Unakkaga Mattum is a 2000 Indian Tamil language film directed by Chinni Jayanth, making his directorial debut. The film stars himself, newcomer Adhithya, newcomer Poonam and Ramji. The film, produced by Jayasree Narayanan, had music composed by newcomer Bobby Shankar, Shankar's son (of the duo Shankar–Ganesh) and was released on 22 July 2000.

== Plot ==

Subramani (Adhitya), a timid and rich Brahmin boy, falls in love with Lakshmi (Poonam), a poor girl. Raja (Chinni Jayanth), a rich drunkard, joins the college. Raja falls for Lakshmi but later withdraws, and he is content to remain her good friend. Subramani begins to suspect the relationship between Raja and Lakshmi. Subramani becomes a drunkard although Raja stops drinking alcohol.

== Production ==
The film's lead actor, Adithya, made his acting debut in the film.
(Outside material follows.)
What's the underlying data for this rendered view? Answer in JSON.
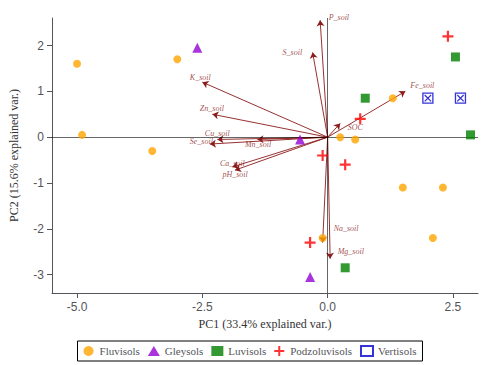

Originally from Punjab, Adithya is the nephew of the choreographer, Chopra of Hindi films, and the son of the winner of the Miss India 1972 pageant.

== Soundtrack ==
The soundtrack was composed by Bobby Shankar, with lyrics written by Pulamaipithan and Kavi Varma.
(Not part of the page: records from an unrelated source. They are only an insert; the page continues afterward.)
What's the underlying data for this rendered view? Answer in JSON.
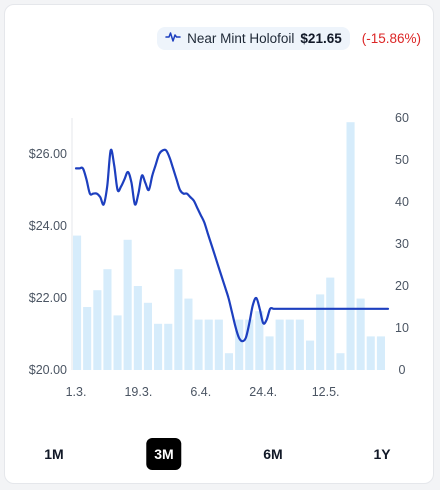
{
  "legend": {
    "icon": "line-chart-icon",
    "name": "Near Mint Holofoil",
    "price": "$21.65",
    "change": "(-15.86%)"
  },
  "colors": {
    "line": "#1d3fbf",
    "bar": "#d6ecfb",
    "change": "#dc2626",
    "active_range": "#000000"
  },
  "ranges": [
    {
      "label": "1M",
      "active": false
    },
    {
      "label": "3M",
      "active": true
    },
    {
      "label": "6M",
      "active": false
    },
    {
      "label": "1Y",
      "active": false
    }
  ],
  "chart_data": {
    "type": "line",
    "series": [
      {
        "name": "Near Mint Holofoil",
        "axis": "left",
        "type": "line",
        "x": [
          0,
          1,
          2,
          3,
          4,
          5,
          6,
          7,
          8,
          9,
          10,
          11,
          12,
          13,
          14,
          15,
          16,
          17,
          18,
          19,
          20,
          21,
          22,
          23,
          24,
          25,
          26,
          27,
          28,
          29,
          30,
          31,
          32,
          33,
          34,
          35,
          36,
          37,
          38,
          39,
          40,
          41,
          42,
          43,
          44,
          45,
          46,
          47,
          48,
          49,
          50,
          51,
          52,
          53,
          54,
          55,
          56,
          57,
          58,
          59,
          60,
          61,
          62,
          63,
          64,
          65,
          66,
          67,
          68,
          69,
          70,
          71,
          72,
          73,
          74,
          75,
          76,
          77,
          78,
          79,
          80,
          81,
          82,
          83,
          84,
          85,
          86,
          87,
          88,
          89,
          90
        ],
        "values": [
          25.6,
          25.6,
          25.6,
          25.3,
          24.9,
          24.9,
          24.9,
          24.8,
          24.6,
          25.1,
          26.1,
          25.7,
          25.0,
          25.1,
          25.3,
          25.5,
          25.2,
          24.6,
          24.9,
          25.4,
          25.2,
          25.0,
          25.4,
          25.7,
          26.0,
          26.1,
          26.1,
          25.9,
          25.6,
          25.3,
          25.0,
          24.9,
          24.9,
          24.8,
          24.7,
          24.5,
          24.3,
          24.1,
          23.8,
          23.5,
          23.2,
          22.9,
          22.6,
          22.3,
          22.0,
          21.6,
          21.2,
          20.9,
          20.8,
          20.9,
          21.3,
          21.8,
          22.0,
          21.7,
          21.3,
          21.4,
          21.7,
          21.7,
          21.7,
          21.7,
          21.7,
          21.7,
          21.7,
          21.7,
          21.7,
          21.7,
          21.7,
          21.7,
          21.7,
          21.7,
          21.7,
          21.7,
          21.7,
          21.7,
          21.7,
          21.7,
          21.7,
          21.7,
          21.7,
          21.7,
          21.7,
          21.7,
          21.7,
          21.7,
          21.7,
          21.7,
          21.7,
          21.7,
          21.7,
          21.7,
          21.7
        ]
      },
      {
        "name": "Volume",
        "axis": "right",
        "type": "bar",
        "values": [
          32,
          15,
          19,
          24,
          13,
          31,
          20,
          16,
          11,
          11,
          24,
          17,
          12,
          12,
          12,
          4,
          12,
          12,
          14,
          8,
          12,
          12,
          12,
          7,
          18,
          22,
          4,
          59,
          17,
          8,
          8
        ]
      }
    ],
    "x_tick_labels": [
      "1.3.",
      "19.3.",
      "6.4.",
      "24.4.",
      "12.5."
    ],
    "y_left": {
      "min": 20,
      "max": 27,
      "ticks": [
        "$20.00",
        "$22.00",
        "$24.00",
        "$26.00"
      ]
    },
    "y_right": {
      "min": 0,
      "max": 60,
      "ticks": [
        "0",
        "10",
        "20",
        "30",
        "40",
        "50",
        "60"
      ]
    },
    "grid": false,
    "legend_position": "top-right"
  }
}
| Song | Singer(s) | Duration |
|---|---|---|
| "Ammaadi Nee Enna" | Unni Menon | 4:48 |
| "Kaadhal Seiya" | Unni Menon, Srinivas | 4:37 |
| "Gopala Site Adichcha" | Dinesh, Sujatha Mohan | 4:17 |
| "Ninaichcha Mudippen" | Dinesh | 4:12 |
| "Penn Pookkalodu" | Srinivas, Dinesh | 4:25 |
| "Vizhiyodu" | Srinivas, Sujatha Mohan | 4:25 |

== Reception ==
Malini Mannath of Chennai Online wrote, "Insipid direction, weakly etched characters and lacklustre narration characterises the film".

== Awards ==
At the 2000 Film Fans Association, Chinni Jayanth won the Commendation award.